Kim Mingang, Koffarnus Mikhail N, Franck Christopher T
Virginia Tech, Blacksburg, VA 24061 United States.
University of Kentucky, Lexington, KY 40504 United States.
Perspect Behav Sci. 2024 Jun 4;47(2):417-433. doi: 10.1007/s40614-024-00410-8. eCollection 2024 Jun.

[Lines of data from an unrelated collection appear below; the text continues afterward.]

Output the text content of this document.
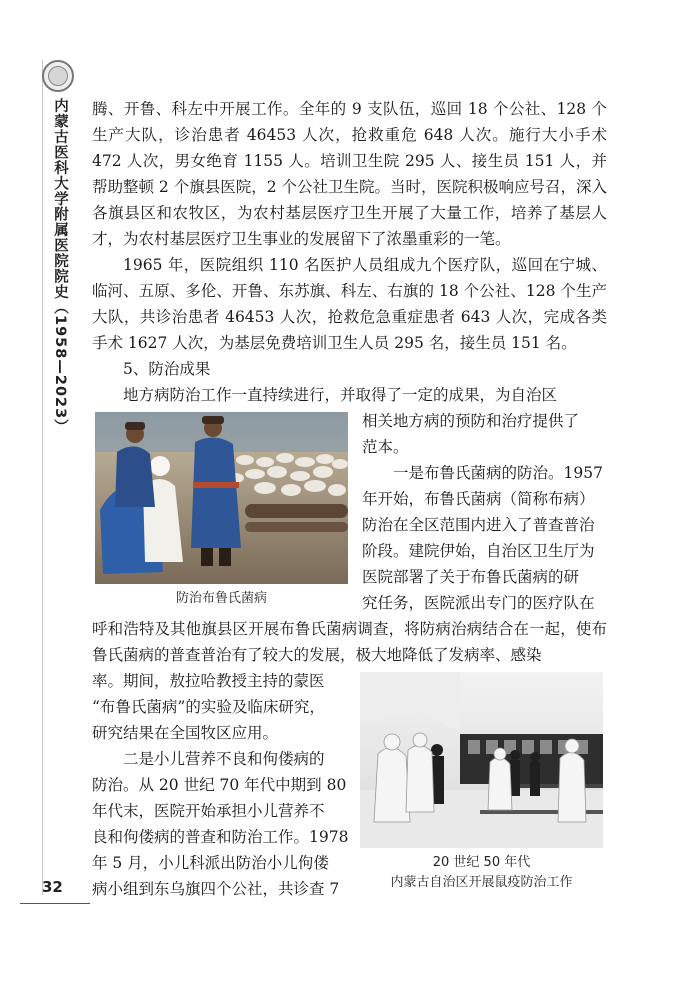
内蒙古医科大学附属医院院史（1958—2023）
32

腾、开鲁、科左中开展工作。全年的 9 支队伍，巡回 18 个公社、128 个生产大队，诊治患者 46453 人次，抢救重危 648 人次。施行大小手术 472 人次，男女绝育 1155 人。培训卫生院 295 人、接生员 151 人，并帮助整顿 2 个旗县医院，2 个公社卫生院。当时，医院积极响应号召，深入各旗县区和农牧区，为农村基层医疗卫生开展了大量工作，培养了基层人才，为农村基层医疗卫生事业的发展留下了浓墨重彩的一笔。

1965 年，医院组织 110 名医护人员组成九个医疗队，巡回在宁城、临河、五原、多伦、开鲁、东苏旗、科左、右旗的 18 个公社、128 个生产大队，共诊治患者 46453 人次，抢救危急重症患者 643 人次，完成各类手术 1627 人次，为基层免费培训卫生人员 295 名，接生员 151 名。

5、防治成果

地方病防治工作一直持续进行，并取得了一定的成果，为自治区

防治布鲁氏菌病

相关地方病的预防和治疗提供了

范本。

一是布鲁氏菌病的防治。1957

年开始，布鲁氏菌病（简称布病）

防治在全区范围内进入了普查普治

阶段。建院伊始，自治区卫生厅为

医院部署了关于布鲁氏菌病的研

究任务，医院派出专门的医疗队在

呼和浩特及其他旗县区开展布鲁氏菌病调查，将防病治病结合在一起，使布鲁氏菌病的普查普治有了较大的发展，极大地降低了发病率、感染

20 世纪 50 年代
内蒙古自治区开展鼠疫防治工作

率。期间，敖拉哈教授主持的蒙医

“布鲁氏菌病”的实验及临床研究，

研究结果在全国牧区应用。

二是小儿营养不良和佝偻病的

防治。从 20 世纪 70 年代中期到 80

年代末，医院开始承担小儿营养不

良和佝偻病的普查和防治工作。1978

年 5 月，小儿科派出防治小儿佝偻

病小组到东乌旗四个公社，共诊查 7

Standard nonlinear regression is commonly used when modeling indifference points due to its ability to closely follow observed data, resulting in a good model fit. However, standard nonlinear regression currently lacks a reasonable distribution-based framework for indifference points, which limits its ability to adequately describe the inherent variability in the data. Software commonly assumes data follow a normal distribution with constant variance. However, typical indifference points do not follow a normal distribution or exhibit constant variance. To address these limitations, this paper introduces a class of nonlinear beta regression models that offers excellent fit to discounting data and enhances simulation-based approaches. This beta regression model can accommodate popular discounting functions. This work proposes three specific advances. First, our model automatically captures non-constant variance as a function of delay. Second, our model improves simulation-based approaches since it obeys the natural boundaries of observable data, unlike the ordinary assumption of normal residuals and constant variance. Finally, we introduce a scale-location-truncation trick that allows beta regression to accommodate observed values of 0 and 1. A comparison between beta regression and standard nonlinear regression reveals close agreement in the estimated discounting rate k obtained from both methods.
在对无差异点进行建模时,标准非线性回归因其能够紧密拟合观测数据而被广泛使用,从而实现良好的模型拟合。然而,标准非线性回归目前缺乏一个基于合理分布的无差异点框架,这限制了其充分描述数据固有变异性的能力。软件通常假设数据服从具有恒定方差的正态分布。然而,典型的无差异点并不服从正态分布,也不表现出恒定方差。为了解决这些局限性,本文引入了一类非线性贝塔回归模型,该模型能很好地拟合贴现数据并改进基于模拟的方法。这种贝塔回归模型可以容纳常见的贴现函数。这项工作提出了三个具体进展。首先,我们的模型能自动捕捉随延迟变化的非恒定方差。其次,我们的模型改进了基于模拟的方法,因为它遵循可观测数据的自然边界,这与正态残差和恒定方差的普通假设不同。最后,我们引入了一种尺度-位置-截断技巧,使贝塔回归能够处理观测值为0和1的情况。贝塔回归与标准非线性回归之间的比较表明,两种方法获得的估计贴现率k非常接近。